我们通过汇编一个AD脑细胞图谱开发了阿尔茨海默病细胞图谱(TACA),该图谱包含来自26个数据集的超过110万个细胞/细胞核,覆盖主要脑区(海马体、小脑、前额叶皮层等)和细胞类型(星形胶质细胞、小胶质细胞、神经元、少突胶质细胞等)。我们进行了近1400次差异表达比较,以识别细胞类型特异性的分子改变(例如病例与健康对照、性别特异性、载脂蛋白E(ApoE)ε4/ε4以及TREM2突变)。每次比较后都进行蛋白质-蛋白质相互作用模块检测、功能富集分析以及基于组学的靶点和药物(超过70万个扰动图谱)筛选。使用6000种配体-受体相互作用进行了400多次细胞-细胞相互作用分析,以识别AD中的细胞-细胞通讯网络。
所有结果都整合到TACA(https://taca.lerner.ccf.org/)中,这是一个新的网站门户,具有细胞类型特异性的丰富转录组信息以及12个用于AD的交互式可视化工具。

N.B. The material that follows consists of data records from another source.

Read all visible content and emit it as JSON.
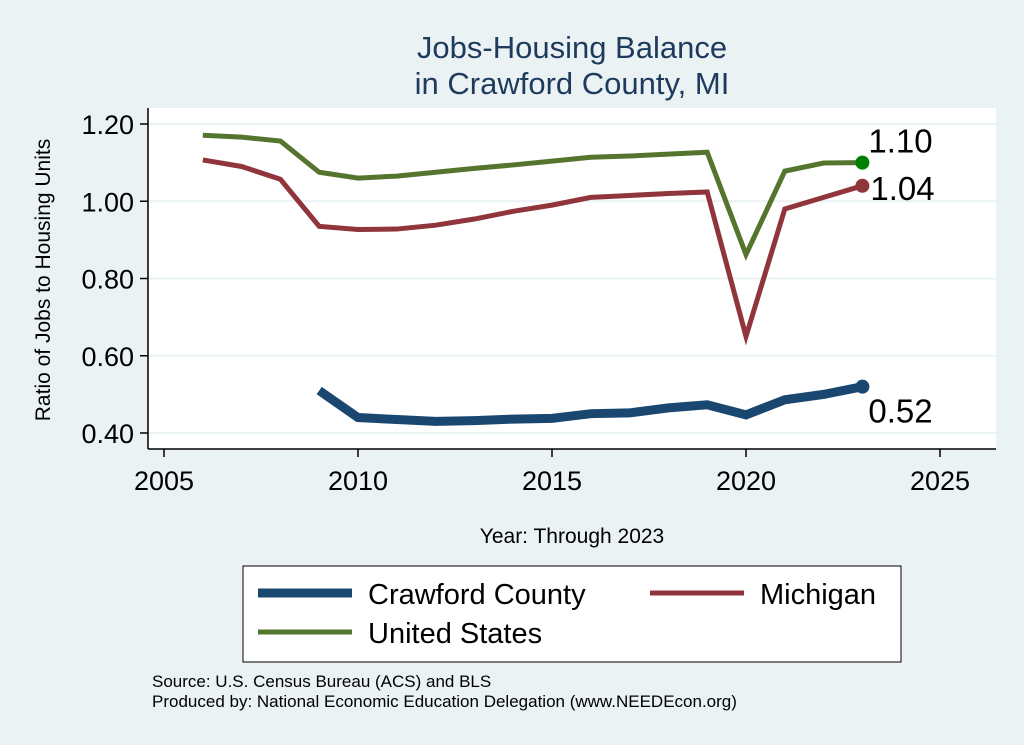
{
  "chart_data": {
    "type": "line",
    "title": [
      "Jobs-Housing Balance",
      "in Crawford County, MI"
    ],
    "xlabel": "Year: Through 2023",
    "ylabel": "Ratio of Jobs to Housing Units",
    "xlim": [
      2004.5,
      2026.5
    ],
    "ylim": [
      0.36,
      1.24
    ],
    "xticks": [
      2005,
      2010,
      2015,
      2020,
      2025
    ],
    "xtick_labels": [
      "2005",
      "2010",
      "2015",
      "2020",
      "2025"
    ],
    "yticks": [
      0.4,
      0.6,
      0.8,
      1.0,
      1.2
    ],
    "ytick_labels": [
      "0.40",
      "0.60",
      "0.80",
      "1.00",
      "1.20"
    ],
    "grid": true,
    "legend_position": "bottom",
    "series": [
      {
        "name": "Crawford County",
        "color": "#1a476f",
        "width": 9,
        "end_label": "0.52",
        "x": [
          2009,
          2010,
          2011,
          2012,
          2013,
          2014,
          2015,
          2016,
          2017,
          2018,
          2019,
          2020,
          2021,
          2022,
          2023
        ],
        "values": [
          0.51,
          0.44,
          0.435,
          0.43,
          0.432,
          0.436,
          0.438,
          0.45,
          0.452,
          0.465,
          0.473,
          0.447,
          0.486,
          0.5,
          0.52
        ]
      },
      {
        "name": "Michigan",
        "color": "#90353b",
        "width": 5,
        "end_label": "1.04",
        "x": [
          2006,
          2007,
          2008,
          2009,
          2010,
          2011,
          2012,
          2013,
          2014,
          2015,
          2016,
          2017,
          2018,
          2019,
          2020,
          2021,
          2022,
          2023
        ],
        "values": [
          1.107,
          1.09,
          1.057,
          0.935,
          0.927,
          0.928,
          0.938,
          0.954,
          0.974,
          0.99,
          1.01,
          1.015,
          1.02,
          1.024,
          0.65,
          0.98,
          1.01,
          1.04
        ]
      },
      {
        "name": "United States",
        "color": "#55752f",
        "marker_color": "#008000",
        "width": 5,
        "end_label": "1.10",
        "x": [
          2006,
          2007,
          2008,
          2009,
          2010,
          2011,
          2012,
          2013,
          2014,
          2015,
          2016,
          2017,
          2018,
          2019,
          2020,
          2021,
          2022,
          2023
        ],
        "values": [
          1.171,
          1.166,
          1.156,
          1.075,
          1.06,
          1.065,
          1.075,
          1.085,
          1.094,
          1.104,
          1.114,
          1.117,
          1.122,
          1.127,
          0.862,
          1.078,
          1.099,
          1.1
        ]
      }
    ],
    "notes": [
      "Source: U.S. Census Bureau (ACS) and BLS",
      "Produced by: National Economic Education Delegation (www.NEEDEcon.org)"
    ]
  }
}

我们设想TACA将成为AD基础研究和转化研究的极有价值的资源,因为它为AD病理生物学提供了丰富信息,并为药物发现提供了可操作的系统生物学工具。
我们汇编了一个阿尔茨海默病(AD)脑细胞图谱,该图谱包含来自26个数据集的超过110万个细胞/细胞核转录组,覆盖主要脑区(皮层、海马体、小脑)和细胞类型(例如神经元、少突胶质细胞、星形胶质细胞和小胶质细胞)。我们进行了1400多次差异表达(DE)比较,以识别细胞类型特异性的基因表达改变。主要比较类型包括:(1)AD与健康对照;(2)性别特异性DE;(3)基因型驱动的DE(即载脂蛋白E [ApoE] ε4/ε4与ε3/ε3;TREM2与常见变体)分析;以及(4)其他。每次比较之后还进一步进行了:(1)人类蛋白质-蛋白质相互作用组网络模块分析;(2)通路富集分析;以及(3)基因集富集分析。对于药物筛选,我们对所有比较进行了基因集富集分析,使用了超过70万个连接10000多个人类基因和13000种药物/化合物的药物扰动图谱。针对6000种经过实验验证的配体-受体相互作用,总共进行了400多次细胞-细胞相互作用分析,以揭示AD中与疾病相关的细胞-细胞通讯。